El Colegio de Educación Especial San Rafael consolida - desde su apertura en 1959 - un modelo educativo innovador e inclusivo centrado en el desarrollo integral del alumnado, a través de metodologías activas en las que cada estudiante se convierte en protagonista de su propio aprendizaje, atendiendo a sus intereses, capacidades y necesidades.
Su proyecto educativo apuesta por un aprendizaje globalizado, significativo y funcional, incorporando terapias alternativas como la intervención en el medio acuático y la terapia asistida con animales, así como el uso de recursos tecnológicos orientados al desarrollo de la competencia STEM mediante la gamificación y la robótica educativa.

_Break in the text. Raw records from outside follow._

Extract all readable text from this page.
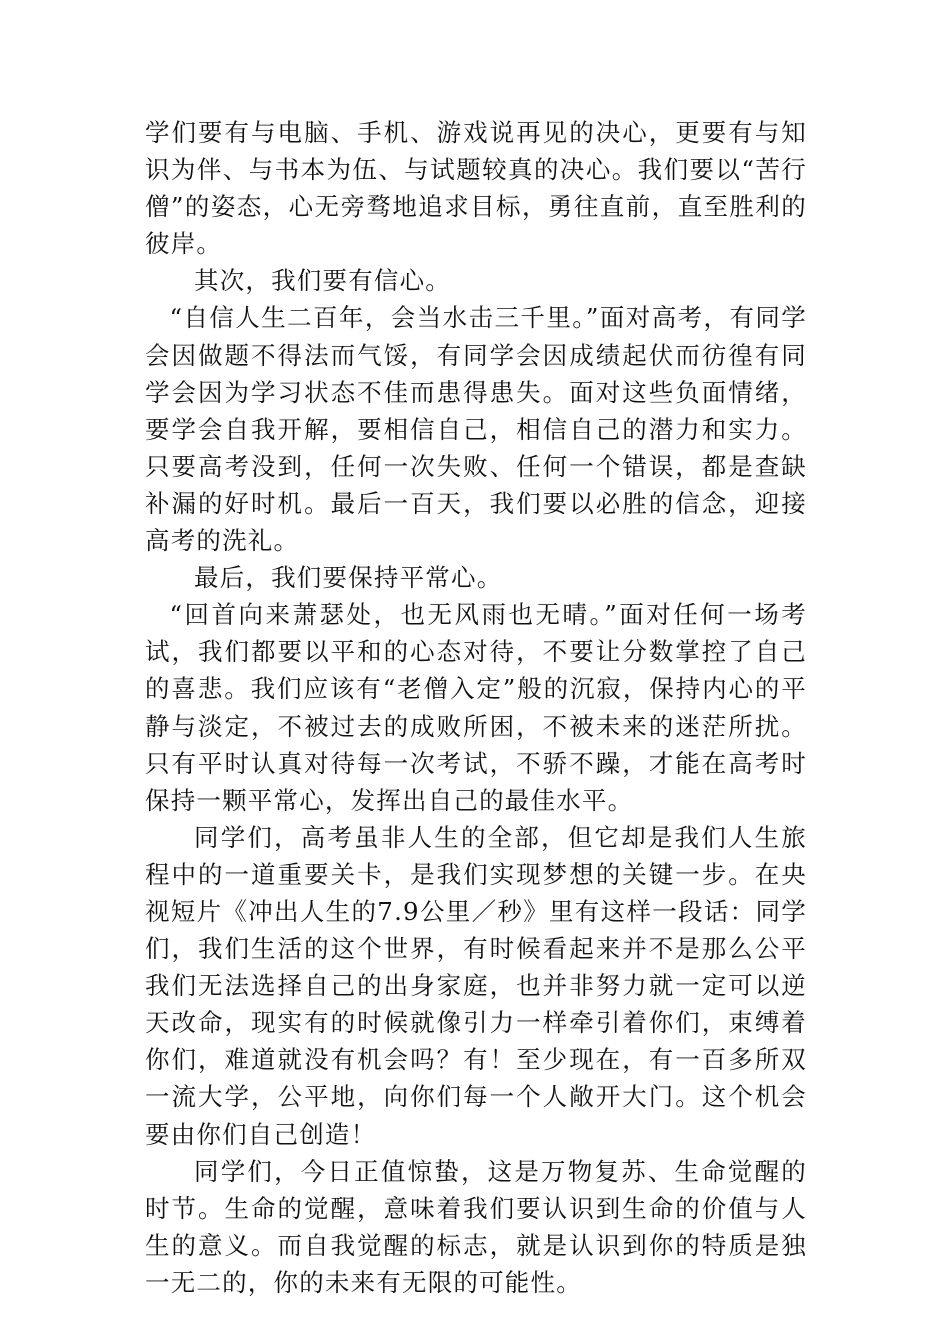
学们要有与电脑、手机、游戏说再见的决心，更要有与知识为伴、与书本为伍、与试题较真的决心。我们要以“苦行僧”的姿态，心无旁骛地追求目标，勇往直前，直至胜利的彼岸。

其次，我们要有信心。

“自信人生二百年，会当水击三千里。”面对高考，有同学会因做题不得法而气馁，有同学会因成绩起伏而彷徨有同学会因为学习状态不佳而患得患失。面对这些负面情绪，要学会自我开解，要相信自己，相信自己的潜力和实力。只要高考没到，任何一次失败、任何一个错误，都是查缺补漏的好时机。最后一百天，我们要以必胜的信念，迎接高考的洗礼。

最后，我们要保持平常心。

“回首向来萧瑟处，也无风雨也无晴。”面对任何一场考试，我们都要以平和的心态对待，不要让分数掌控了自己的喜悲。我们应该有“老僧入定”般的沉寂，保持内心的平静与淡定，不被过去的成败所困，不被未来的迷茫所扰。只有平时认真对待每一次考试，不骄不躁，才能在高考时保持一颗平常心，发挥出自己的最佳水平。

同学们，高考虽非人生的全部，但它却是我们人生旅程中的一道重要关卡，是我们实现梦想的关键一步。在央视短片《冲出人生的7.9公里／秒》里有这样一段话：同学们，我们生活的这个世界，有时候看起来并不是那么公平我们无法选择自己的出身家庭，也并非努力就一定可以逆天改命，现实有的时候就像引力一样牵引着你们，束缚着你们，难道就没有机会吗？有！至少现在，有一百多所双一流大学，公平地，向你们每一个人敞开大门。这个机会要由你们自己创造！

同学们，今日正值惊蛰，这是万物复苏、生命觉醒的时节。生命的觉醒，意味着我们要认识到生命的价值与人生的意义。而自我觉醒的标志，就是认识到你的特质是独一无二的，你的未来有无限的可能性。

Además, el centro impulsa proyectos integrados con otros centros educativos, institutos, asociaciones y la Universidad de Granada, promoviendo iniciativas de innovación educativa e intergeneracionales junto a residencias de personas mayores. Entre sus líneas estratégicas destacan también la participación en el Programa CIMA de la Delegación Territorial de Educación de Granada, la escolarización combinada con centros ordinarios, el servicio de atención temprana de 0 a 5 años y la continuidad asistencial y ocupacional del alumnado una vez finalizada la etapa escolar hasta los 21 años.